Ally (noun) someone who stands with or advocates for individuals and groups other than their own (Credit to the Southern Poverty Law Center’s “Teaching Tolerance” project)
Plenty of recent discussion has focused on how those of us who are part of dominant social groups with more power can use that power to give a hand up to those who are not members of those social groups. Between it being Pride month and the myriad race discussions we’re all participating in right now, I’m bringing my own privilege to the table to share some thoughts on allyship. I’ll state clearly that none of these ideas are entirely original to me, and that they are gleaned from a variety of sources I’ve read and listened to, both recently and over time. Two recent HBR Women at Work podcasts episodes have definitely helped me to crystalize my thoughts, both around gender-based allyship and race-based allyship.
Important foundational concept: You don’t get to declare yourself an ally. I don’t get to declare myself an ally. We may participate in actions intended to provide allyship, but that does NOT make us an ally. This isn’t a participation trophy. The title of ally is earned and it’s hard work.
Allyship is not performative (and if you think that folx won’t pick up on performative actions, you’ve got another thing coming).

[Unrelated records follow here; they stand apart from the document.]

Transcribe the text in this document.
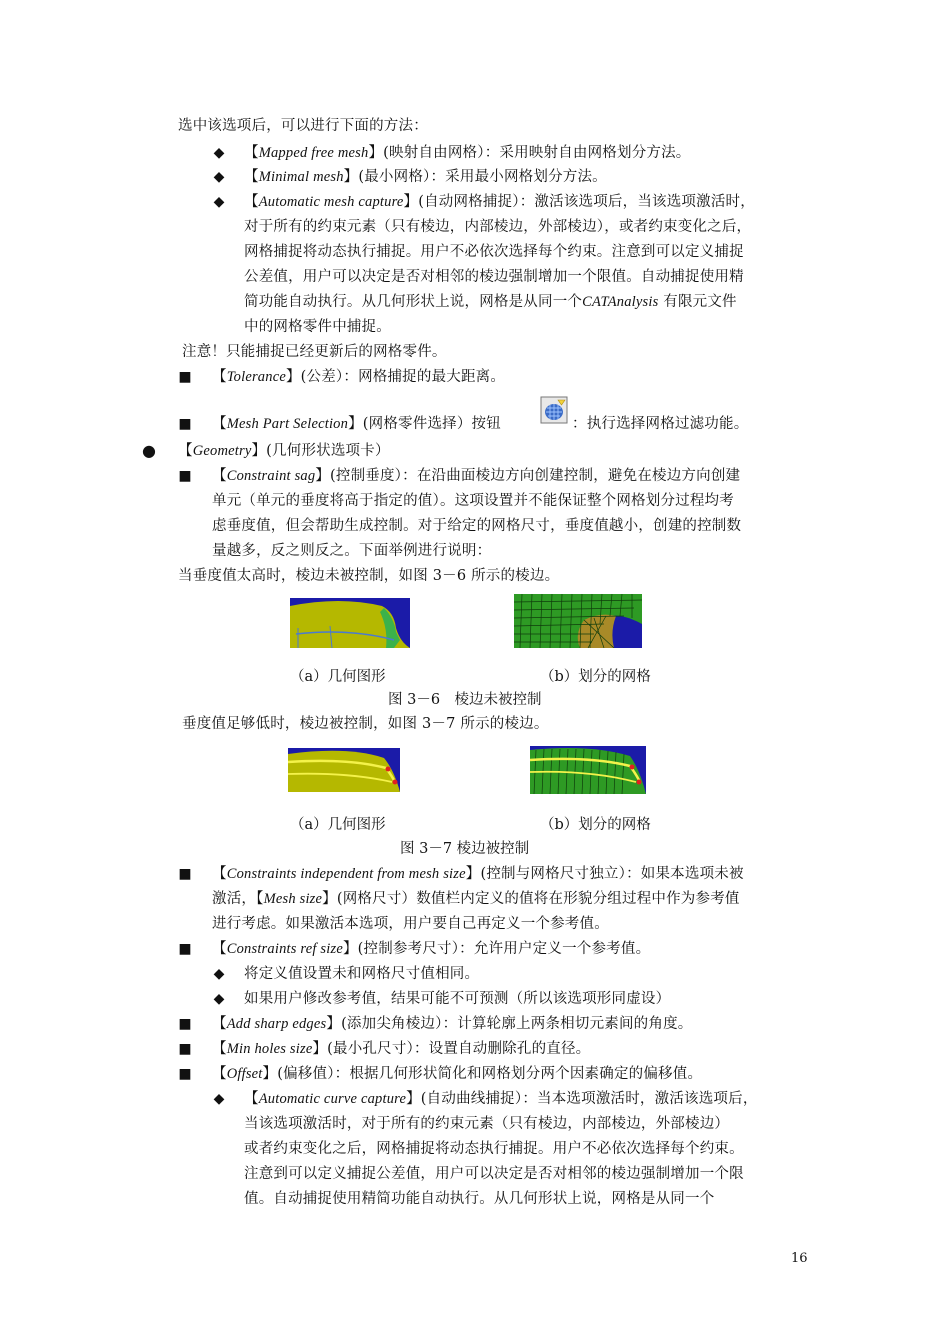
选中该选项后，可以进行下面的方法：
◆ 【Mapped free mesh】(映射自由网格）：采用映射自由网格划分方法。
◆ 【Minimal mesh】(最小网格）：采用最小网格划分方法。
◆ 【Automatic mesh capture】(自动网格捕捉）：激活该选项后，当该选项激活时，
对于所有的约束元素（只有棱边，内部棱边，外部棱边），或者约束变化之后，
网格捕捉将动态执行捕捉。用户不必依次选择每个约束。注意到可以定义捕捉
公差值，用户可以决定是否对相邻的棱边强制增加一个限值。自动捕捉使用精
简功能自动执行。从几何形状上说，网格是从同一个CATAnalysis 有限元文件
中的网格零件中捕捉。
注意！只能捕捉已经更新后的网格零件。
■ 【Tolerance】(公差）：网格捕捉的最大距离。
■ 【Mesh Part Selection】(网格零件选择）按钮	：执行选择网格过滤功能。
● 【Geometry】(几何形状选项卡）
■ 【Constraint sag】(控制垂度）：在沿曲面棱边方向创建控制，避免在棱边方向创建
单元（单元的垂度将高于指定的值）。这项设置并不能保证整个网格划分过程均考
虑垂度值，但会帮助生成控制。对于给定的网格尺寸，垂度值越小，创建的控制数
量越多，反之则反之。下面举例进行说明：
当垂度值太高时，棱边未被控制，如图 3－6 所示的棱边。
（a）几何图形	（b）划分的网格
图 3－6　棱边未被控制
垂度值足够低时，棱边被控制，如图 3－7 所示的棱边。
（a）几何图形	（b）划分的网格
图 3－7 棱边被控制
■ 【Constraints independent from mesh size】(控制与网格尺寸独立）：如果本选项未被
激活，【Mesh size】(网格尺寸）数值栏内定义的值将在形貌分组过程中作为参考值
进行考虑。如果激活本选项，用户要自己再定义一个参考值。
■ 【Constraints ref size】(控制参考尺寸）：允许用户定义一个参考值。
◆ 将定义值设置未和网格尺寸值相同。
◆ 如果用户修改参考值，结果可能不可预测（所以该选项形同虚设）
■ 【Add sharp edges】(添加尖角棱边）：计算轮廓上两条相切元素间的角度。
■ 【Min holes size】(最小孔尺寸）：设置自动删除孔的直径。
■ 【Offset】(偏移值）：根据几何形状简化和网格划分两个因素确定的偏移值。
◆ 【Automatic curve capture】(自动曲线捕捉）：当本选项激活时，激活该选项后，
当该选项激活时，对于所有的约束元素（只有棱边，内部棱边，外部棱边）
或者约束变化之后，网格捕捉将动态执行捕捉。用户不必依次选择每个约束。
注意到可以定义捕捉公差值，用户可以决定是否对相邻的棱边强制增加一个限
值。自动捕捉使用精简功能自动执行。从几何形状上说，网格是从同一个
16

Allyship requires one to provide a measurable difference in the environment for those who are not part of dominant social groups. What is your metric for your own work as an ally? The work of your institution to create a system of allyship (think about culture, practices, process)?
I’ve realized that when we are trying to achieve change that it has to be intentional; we can’t just say magic words and have it happen, and we can’t just make a statement without a plan without doing some work. And, whether we like it or not, our identities impact how we do this work; we have to know ourselves first. The Southern Poverty Law Center has resources designed for classroom teachers, but as someone who identifies as an educator I find this exercise in identity mapping helpful. Not only does it encourage me to reflect on my identities and ways in which they may advantage or disadvantage me, it also lets me consider how I can use my unique self, reach, and influence to do ally work. We each need to seek our “superpower” that is available to us- both in ally work and elsewhere- and intentionally use those gifts as a catalyst for change.
Here’s the thing about being an ally: It’s simply the right thing to do in terms of developing an environment that provides psychological safety for everyone. AND it allows us to understand, recognize, and honor the impact of identity within that broader culture. Doing the work of allyship is ultimately benefits all of us, and it helps us to create a space in which all can and do belong.